结肠菌群介导大豆异黄酮生物转化S-雌马酚的作用机理研究

The soy isoflavone is activated to S-equol exclusively by colonic flora. S-equol shows a wide range of potential health benefits by possessing estrogenic activities and anti-oxidant properties. However, 40-70% of healthy adult persons aren’t able to produce S-equol following ingestion of soy isoflavone. The metabolism mechanism between soy isoflavone and colonic flora is poorly understood because of the diversity and complexity of intestinal flora. In this study, C57BL/6J HFA mice model will be constructed by planting equol producer stool suspension and then soy isoflavone will be used to interfere with the colonic flora of model mice. The up-regulated dominant bacteria are supposed to be screened out by analyzing change rules of colonic flora structure using metagenome high-throughput sequencing technique. The key functional genes modulated in the process of soy isoflavone metabolism are planned to be screened out by functional annotation of differentially expressed genes by using macro transcriptome RNA-Seq technology. The pathway of biotransformation from soy isoflavone to S-equol will be confirmed based on associated analysis of metabolites group and functional genes. On this basis, the related bacteria will be isolated for confirmation through vitro enrichment and pure culture step by step. The interference relations among colonic flora, key functional genes and metabolism products will be clarified and the mechanism of biotransformation of soy isoflavone to S-equol will be revealed. This project will provide a theoretical basis for supporting human health by studying the interaction mechanism between dietary composition and colonic flora.
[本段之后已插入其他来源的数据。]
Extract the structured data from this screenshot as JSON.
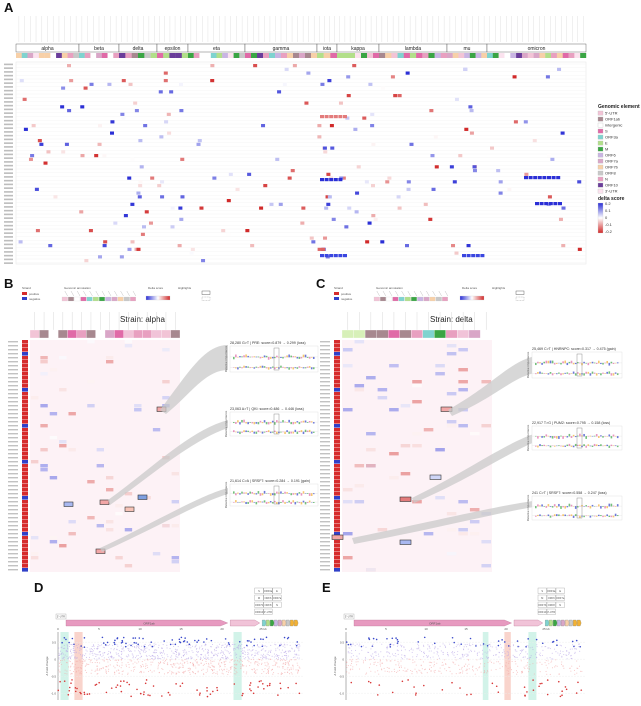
{
  "panels": {
    "a": "A",
    "b": "B",
    "c": "C",
    "d": "D",
    "e": "E"
  },
  "legend_a": {
    "genomic_title": "Genomic element",
    "genomic_items": [
      {
        "label": "5'-UTR",
        "color": "#f2c4d6"
      },
      {
        "label": "ORF1ab",
        "color": "#a7888f"
      },
      {
        "label": "intergenic",
        "color": "#ffffff"
      },
      {
        "label": "S",
        "color": "#e06aa7"
      },
      {
        "label": "ORF3a",
        "color": "#7fd3cf"
      },
      {
        "label": "E",
        "color": "#b2df8a"
      },
      {
        "label": "M",
        "color": "#3aa544"
      },
      {
        "label": "ORF6",
        "color": "#c9b5e3"
      },
      {
        "label": "ORF7a",
        "color": "#d9a6c7"
      },
      {
        "label": "ORF7b",
        "color": "#f7d0a8"
      },
      {
        "label": "ORF8",
        "color": "#c8c8c8"
      },
      {
        "label": "N",
        "color": "#e8a0c0"
      },
      {
        "label": "ORF10",
        "color": "#6a3d9a"
      },
      {
        "label": "3'-UTR",
        "color": "#fbe2ee"
      }
    ],
    "delta_title": "delta score",
    "delta_ticks": [
      "0.2",
      "0.1",
      "0",
      "-0.1",
      "-0.2"
    ]
  },
  "heatmap_a": {
    "strains": [
      "alpha",
      "beta",
      "delta",
      "epsilon",
      "eta",
      "gamma",
      "iota",
      "kappa",
      "lambda",
      "mu",
      "omicron"
    ]
  },
  "panel_b": {
    "title": "Strain: alpha",
    "legend_headers": [
      "Strand",
      "Genomic annotation",
      "Delta score",
      "Highlights"
    ],
    "strand_items": [
      "positive",
      "negative"
    ],
    "notes": [
      "28,280 G>T | PRE: score=0.879 → 0.299 (loss)",
      "23,063 A>T | QKI: score=0.486 → 0.446 (loss)",
      "21,614 C>A | SRSF7: score=0.284 → 0.191 (gain)"
    ],
    "ylabel": "Relative importance"
  },
  "panel_c": {
    "title": "Strain: delta",
    "legend_headers": [
      "Strand",
      "Genomic annotation",
      "Delta score",
      "Highlights"
    ],
    "strand_items": [
      "positive",
      "negative"
    ],
    "notes": [
      "25,469 C>T | HNRNPC: score=0.317 → 0.475 (gain)",
      "22,917 T>G | PUM2: score=0.795 → 0.158 (loss)",
      "241 C>T | SRSF7: score=0.558 → 0.247 (loss)"
    ],
    "ylabel": "Relative importance"
  },
  "panel_d": {
    "genes": [
      "5'-UTR",
      "ORF1ab",
      "S",
      "ORF3a",
      "E",
      "M",
      "ORF6",
      "ORF7a",
      "ORF7b",
      "ORF8",
      "N",
      "ORF10",
      "3'-UTR"
    ],
    "ylabel": "Δ Fold change",
    "xticks": [
      "0",
      "5",
      "10",
      "15",
      "20",
      "25 kb"
    ],
    "yticks": [
      "0.5",
      "0",
      "-0.5",
      "-1.0"
    ]
  },
  "panel_e": {
    "genes": [
      "5'-UTR",
      "ORF1ab",
      "S",
      "ORF3a",
      "E",
      "M",
      "ORF6",
      "ORF7a",
      "ORF7b",
      "ORF8",
      "N",
      "ORF10",
      "3'-UTR"
    ],
    "ylabel": "Δ Fold change",
    "xticks": [
      "0",
      "5",
      "10",
      "15",
      "20",
      "25 kb"
    ],
    "yticks": [
      "0.5",
      "0",
      "-0.5",
      "-1.0"
    ]
  },
  "colors": {
    "pos": "#3040c8",
    "neg": "#d62c2c",
    "light_pos": "#b9a6e6",
    "light_neg": "#f2a7a7",
    "highlight_green": "#bfeee0",
    "highlight_red": "#f7c2b6",
    "grid": "#eeeeee",
    "pink_bg": "#fbe6ee",
    "orf1ab": "#e79ac0",
    "s_gene": "#f1c3d8"
  },
  "chart_data": [
    {
      "type": "heatmap",
      "title": "",
      "categories": [
        "alpha",
        "beta",
        "delta",
        "epsilon",
        "eta",
        "gamma",
        "iota",
        "kappa",
        "lambda",
        "mu",
        "omicron"
      ],
      "value_range": [
        -0.2,
        0.2
      ],
      "legend": "right"
    },
    {
      "type": "heatmap",
      "title": "Strain: alpha",
      "value_range": [
        -0.2,
        0.2
      ]
    },
    {
      "type": "heatmap",
      "title": "Strain: delta",
      "value_range": [
        -0.2,
        0.2
      ]
    },
    {
      "type": "scatter",
      "xlabel": "",
      "ylabel": "Δ Fold change",
      "xlim": [
        0,
        30
      ],
      "ylim": [
        -1.2,
        0.8
      ],
      "highlight_regions": [
        [
          0.3,
          1.3
        ],
        [
          2.0,
          3.0
        ],
        [
          21.4,
          22.4
        ]
      ]
    },
    {
      "type": "scatter",
      "xlabel": "",
      "ylabel": "Δ Fold change",
      "xlim": [
        0,
        30
      ],
      "ylim": [
        -1.2,
        0.8
      ],
      "highlight_regions": [
        [
          17.1,
          17.8
        ],
        [
          19.8,
          20.6
        ],
        [
          22.8,
          23.8
        ]
      ]
    }
  ]
}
S-雌马酚（Eq）是大豆异黄酮（SI）经结肠菌群代谢产生的微生物转化物，其类雌激素活性及抗氧化作用介导了广泛的健康生物学效应，但40-70%人群不能将SI有效生物转化为Eq。 由于肠道菌群的多样性和复杂性，导致我们对SI在结肠与菌群互作代谢机制知之甚少。本课题拟采用Eq产生者粪便构建C57BL/6J HFA模型小鼠，用SI对模型小鼠结肠菌群进行干涉，利用宏基因组高通量测序技术对结肠菌群结构变化规律进行分析，筛选获得上调的优势菌群种类；利用宏转录组RNA-Seq技术获得差异表达基因，通过功能注释筛选SI代谢过程中的关键功能基因；结合代谢物组关联分析推定SI在小鼠结肠代谢Eq的通路；在此基础，通过体外富集和纯培养技术分离相关菌群进行逐步验证，阐明SI代谢过程中结肠菌群-关键基因-代谢产物间的相互关系，揭示结肠菌群调控SI生物转化Eq的作用机理，为膳食与肠道菌群互作影响健康作用机制研究奠定基础。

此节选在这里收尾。